Foram três dias dedicados a palestras e workshops, em uma programação que se estendeu por 19 horas e 30 minutos de muitos sabores e saberes durante a Semana de La Salle. Os chefs Vicente Maia, Cris Gonzalez e o coordenador de Pós e Extensão Arthur Chrispino tinham nas mãos o desafio de organizar uma feira no momento em que o Unilasalle-RJ celebrava seus 15 anos. O resultado se deu com um centro universitário repleto entre 16 e 18 de maio. A crise e o boom de empreendedorismo na área gastronômica deram o insight para Maia costurar os eventos tendo como mote a comida enquanto opção de renda. “Começamos a ver um movimento de muitas pessoas procurando a universidade como forma de mudar de área ou acrescentar remuneração no orçamento familiar. Percebemos que os cursos comerciais estão muito em alta”, explicou o chef, “Queríamos mostrar aos nossos alunos como um negócio pode vir a dar certo”.

 

 

 

 

Nesta seara, teve espaço para técnicas de congelamento de alimentos, papo com mentora de carreira, gestão e inovação, fotografia e vídeo enquanto ferramentas para alavancar um negócio, organização de eventos gastronômicos, tecnologia de aplicativos, além, é claro, de muitas receitas, opções rápidas, fáceis e de baixo custo de produção. O destaque, no entanto, ficou por conta dos encontros com profissionais hoje estabilizados, com negócios bem-sucedidos em Niterói. Como eles começaram? Quais dificuldades enfrentaram? Qual dica podem dar a quem está aprendendo? Essas foram algumas das perguntas respondidas ao longo da semana, para a alegria de alunos como Richard Vitorino. O jovem de 19 anos é um dos integrantes do projeto “Energia do Sabor”, que juntamente com o “Jovem Confeiteiro”, forma dois alvos que a Feira Gastronômica buscou atingir. A proposta era divulgar os cursos de caráter social patrocinados pela Gas Natural Fenosa (CEG), apresentando as futuras promessas aos grandes nomes do mercado.

 

Para Vitorino, apesar do suor dispensado em prol do evento (com o pré-preparo de muitas receitas, acompanhamento de palestras e ainda venda dos seus produtos em barraquinha na Varanda Cultural), valeu a pena participar pela primeira vez: “Está sendo corrido, mas é uma oportunidade de aprender. Hoje mesmo, a nutricionista Fernanda Vaz apresentou informações importantes para quem vive a cozinha. Conhecer a história da Confeitaria Beira-Mar foi uma forma de pegar dicas para quem quer abrir e fazer crescer o seu próprio negócio, como eu. Realizo encomenda de doces, trufas e bolos na cidade onde eu moro, Rio Bonito, onde tento concretizar minha marca, a ‘Doces Plenus’”.   
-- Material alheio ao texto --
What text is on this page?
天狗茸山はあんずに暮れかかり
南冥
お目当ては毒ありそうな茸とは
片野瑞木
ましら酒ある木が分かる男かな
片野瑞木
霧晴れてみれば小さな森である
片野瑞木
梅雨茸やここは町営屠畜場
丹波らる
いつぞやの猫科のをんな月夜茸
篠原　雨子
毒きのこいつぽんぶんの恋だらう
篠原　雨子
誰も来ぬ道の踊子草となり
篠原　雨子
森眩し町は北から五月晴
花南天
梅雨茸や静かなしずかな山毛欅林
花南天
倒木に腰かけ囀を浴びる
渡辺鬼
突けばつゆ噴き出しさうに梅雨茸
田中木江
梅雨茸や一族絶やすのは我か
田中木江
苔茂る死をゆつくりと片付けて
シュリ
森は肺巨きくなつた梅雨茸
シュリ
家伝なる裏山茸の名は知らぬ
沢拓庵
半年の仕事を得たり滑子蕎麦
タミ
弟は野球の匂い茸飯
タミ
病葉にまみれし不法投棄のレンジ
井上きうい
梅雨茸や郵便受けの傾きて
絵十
Trabalhar o conceito da sua empresa foi um dos conselhos dados pelas irmãs Bianca e Bárbara Buzin (filhas de Osmar) e a prima Beatrice Signor, na palestra da Cervejaria Noi. A família contou de que forma passar a se preocupar com a imagem fez a aposta familiar dar um salto. Ao término do encontro, no dia 16, eles receberiam, como os demais homenageados, um prato de acrílico, desenvolvido pela artista niteroiense Beth Novaes. Com a lembrança nas mãos, o patriarca também deixou seu recado. “Não existe sucesso sem o trabalho e a preocupação com a qualidade dos produtos, que começa já na assepsia dos maquinários. Também é importante não desistir. Quando fui trabalhar em Três Corações dormia em cima de caixas de cerveja com ratazanas passando por baixo. É preciso ter uma meta e se esforçar por ela. Quero cada vez mais criar novas linhas de bebida, fazendo meu produto ser diversificado”, resumiu Osmar Buzin.
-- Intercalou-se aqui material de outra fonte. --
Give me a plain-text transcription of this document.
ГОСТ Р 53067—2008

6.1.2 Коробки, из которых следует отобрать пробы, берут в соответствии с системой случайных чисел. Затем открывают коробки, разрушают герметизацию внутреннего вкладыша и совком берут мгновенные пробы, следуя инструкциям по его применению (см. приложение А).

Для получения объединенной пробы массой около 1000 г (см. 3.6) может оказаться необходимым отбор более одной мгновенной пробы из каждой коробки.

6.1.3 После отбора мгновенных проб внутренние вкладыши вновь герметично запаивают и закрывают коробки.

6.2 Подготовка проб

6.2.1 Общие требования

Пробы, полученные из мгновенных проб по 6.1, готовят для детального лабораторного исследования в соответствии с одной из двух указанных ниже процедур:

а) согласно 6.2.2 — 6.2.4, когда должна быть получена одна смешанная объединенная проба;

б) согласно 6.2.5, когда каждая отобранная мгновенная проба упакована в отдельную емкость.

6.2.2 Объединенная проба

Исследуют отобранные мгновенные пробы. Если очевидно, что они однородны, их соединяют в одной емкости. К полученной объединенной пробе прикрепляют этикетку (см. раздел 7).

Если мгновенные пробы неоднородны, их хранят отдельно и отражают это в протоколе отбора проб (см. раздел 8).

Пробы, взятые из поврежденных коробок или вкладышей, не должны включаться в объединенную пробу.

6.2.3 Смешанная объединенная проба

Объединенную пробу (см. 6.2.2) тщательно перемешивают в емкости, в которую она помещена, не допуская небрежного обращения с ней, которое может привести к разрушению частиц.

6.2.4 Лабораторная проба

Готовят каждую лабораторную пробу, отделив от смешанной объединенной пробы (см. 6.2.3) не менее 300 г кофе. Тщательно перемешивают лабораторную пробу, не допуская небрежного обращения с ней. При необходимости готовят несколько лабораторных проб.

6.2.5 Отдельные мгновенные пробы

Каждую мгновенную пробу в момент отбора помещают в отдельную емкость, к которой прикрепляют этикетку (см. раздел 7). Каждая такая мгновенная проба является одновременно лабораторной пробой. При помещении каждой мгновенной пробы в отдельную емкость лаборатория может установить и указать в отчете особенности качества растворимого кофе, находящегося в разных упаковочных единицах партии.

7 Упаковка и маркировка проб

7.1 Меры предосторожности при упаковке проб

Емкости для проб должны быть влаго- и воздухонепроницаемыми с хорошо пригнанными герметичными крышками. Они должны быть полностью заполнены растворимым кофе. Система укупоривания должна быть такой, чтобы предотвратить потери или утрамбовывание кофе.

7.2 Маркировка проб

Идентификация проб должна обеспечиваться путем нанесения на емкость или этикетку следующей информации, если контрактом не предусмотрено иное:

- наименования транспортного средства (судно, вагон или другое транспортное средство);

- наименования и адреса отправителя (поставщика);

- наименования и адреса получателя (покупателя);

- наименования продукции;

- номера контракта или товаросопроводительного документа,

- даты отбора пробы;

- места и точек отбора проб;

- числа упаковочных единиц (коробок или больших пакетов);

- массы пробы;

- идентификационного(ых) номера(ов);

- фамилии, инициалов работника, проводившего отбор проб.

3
Ampliar já é uma realidade para o grupo Paludo. Em janeiro, eles inauguraram o quinto empreendimento na cidade. Denominado Queen Oceânico, o espaço foi idealizado para aproveitar o movimento projetado com a implantação do túnel Charitas-Cafubá. “Eu estava presente há dois anos no dia que fizeram a primeira detonação para dar início às obras. Olhei aquele projeto e percebi: ‘Isso vai mudar a geografia da cidade, temos que abrir uma casa na Região Oceânica’”, lembrou Rudinei Paludo, “Até então as pessoas pensavam duas vezes em sair da Zona Sul para lá por conta da distância, mas vi ali o timing certo para pesquisar e investir”.
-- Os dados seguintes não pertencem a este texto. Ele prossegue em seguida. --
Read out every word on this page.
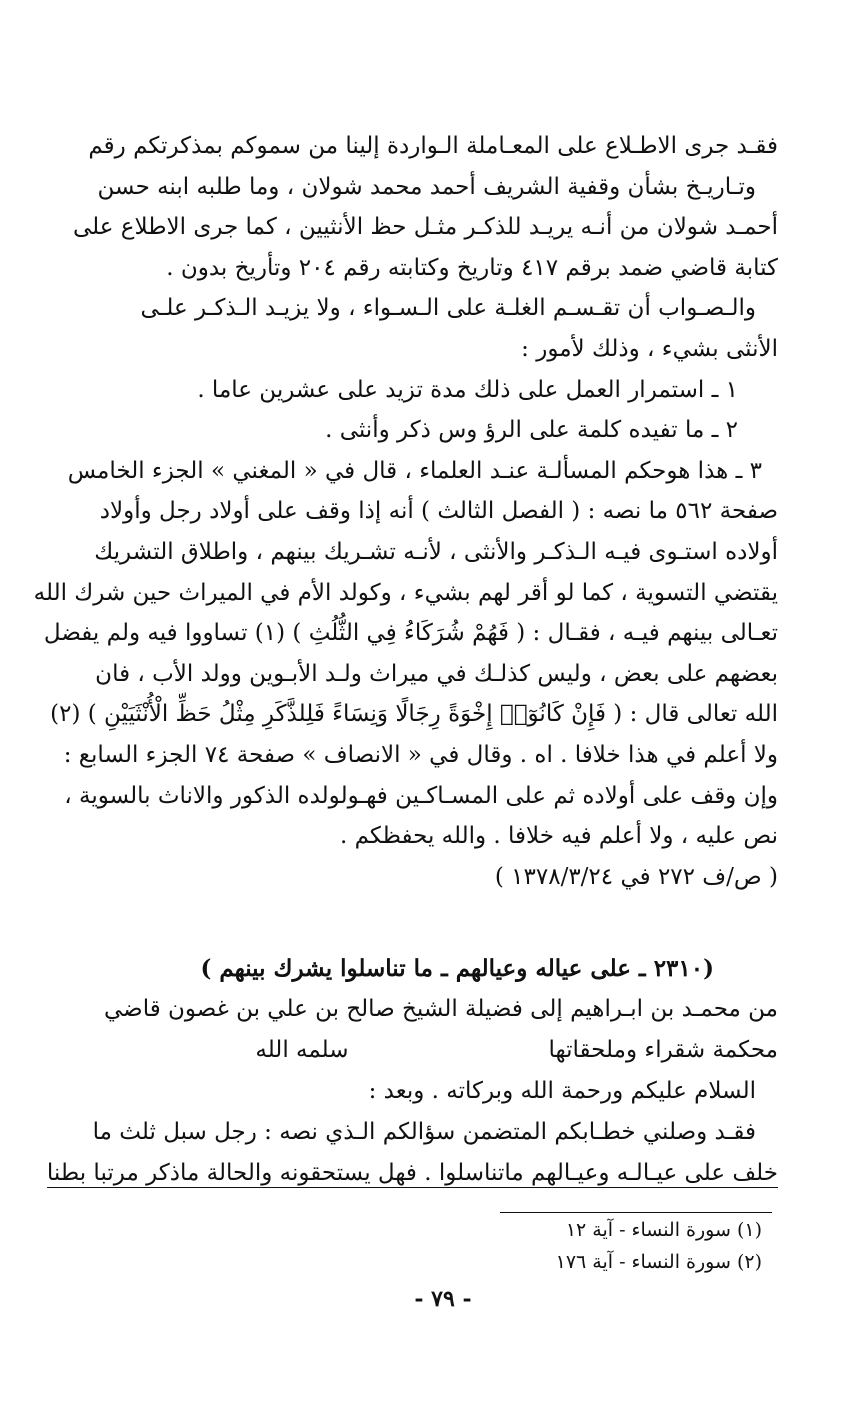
فقـد جرى الاطـلاع على المعـاملة الـواردة إلينا من سموكم بمذكرتكم رقم
وتـاريـخ بشأن وقفية الشريف أحمد محمد شولان ، وما طلبه ابنه حسن
أحمـد شولان من أنـه يريـد للذكـر مثـل حظ الأنثيين ، كما جرى الاطلاع على
كتابة قاضي ضمد برقم ٤١٧ وتاريخ وكتابته رقم ٢٠٤ وتأريخ بدون .
والـصـواب أن تقـسـم الغلـة على الـسـواء ، ولا يزيـد الـذكـر علـى
الأنثى بشيء ، وذلك لأمور :
١ ـ استمرار العمل على ذلك مدة تزيد على عشرين عاما .
٢ ـ ما تفيده كلمة على الرؤ وس ذكر وأنثى .
٣ ـ هذا هوحكم المسألـة عنـد العلماء ، قال في « المغني » الجزء الخامس
صفحة ٥٦٢ ما نصه : ( الفصل الثالث ) أنه إذا وقف على أولاد رجل وأولاد
أولاده استـوى فيـه الـذكـر والأنثى ، لأنـه تشـريك بينهم ، واطلاق التشريك
يقتضي التسوية ، كما لو أقر لهم بشيء ، وكولد الأم في الميراث حين شرك الله
تعـالى بينهم فيـه ، فقـال : ( فَهُمْ شُرَكَاءُ فِي الثُّلُثِ ) (١) تساووا فيه ولم يفضل
بعضهم على بعض ، وليس كذلـك في ميراث ولـد الأبـوين وولد الأب ، فان
الله تعالى قال : ( فَإِنْ كَانُوٓا۟ إِخْوَةً رِجَالًا وَنِسَاءً فَلِلذَّكَرِ مِثْلُ حَظِّ الْأُنْثَيَيْنِ ) (٢)
ولا أعلم في هذا خلافا . اه . وقال في « الانصاف » صفحة ٧٤ الجزء السابع :
وإن وقف على أولاده ثم على المسـاكـين فهـولولده الذكور والاناث بالسوية ،
نص عليه ، ولا أعلم فيه خلافا . والله يحفظكم .
( ص/ف ٢٧٢ في ١٣٧٨/٣/٢٤ )
(٢٣١٠ ـ على عياله وعيالهم ـ ما تناسلوا يشرك بينهم )
من محمـد بن ابـراهيم إلى فضيلة الشيخ صالح بن علي بن غصون قاضي
محكمة شقراء وملحقاتهاسلمه الله
السلام عليكم ورحمة الله وبركاته . وبعد :
فقـد وصلني خطـابكم المتضمن سؤالكم الـذي نصه : رجل سبل ثلث ما
خلف على عيـالـه وعيـالهم ماتناسلوا . فهل يستحقونه والحالة ماذكر مرتبا بطنا
(١) سورة النساء - آية ١٢
(٢) سورة النساء - آية ١٧٦
- ٧٩ -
O novo estabelecimento passa a ser um braço do Queen Pizza, o primeiro restaurante criado pelos irmãos e um primo, em 1995, que se mantém até hoje como importante ponto na memória afetiva dos niteroienses. Rudinei foi acompanhado em sua explanação por Philipe Musquini, uma contratação do grupo em 2010 com vistas à gestão profissional do negócio familiar. O palestrante frisou a necessidade de “trazer a administração para o mesmo nível da velocidade do trabalho”, solicitação que recebeu em seu primeiro dia de emprego, e relatou como se deu este processo no grupo: “Decidimos proteger os pilares produto, serviço e colaboradores, mas fazendo uma reestruturação. Passamos a medir a eficiência de tudo o que era feito, com centro de decisões, setor de Recursos Humanos, acerto de escalas, turnos, e criação de programas, dentre eles o que trazemos o MEC para a Paludo, em cursos de formação para alunos de Ensino Fundamental e Médio”. 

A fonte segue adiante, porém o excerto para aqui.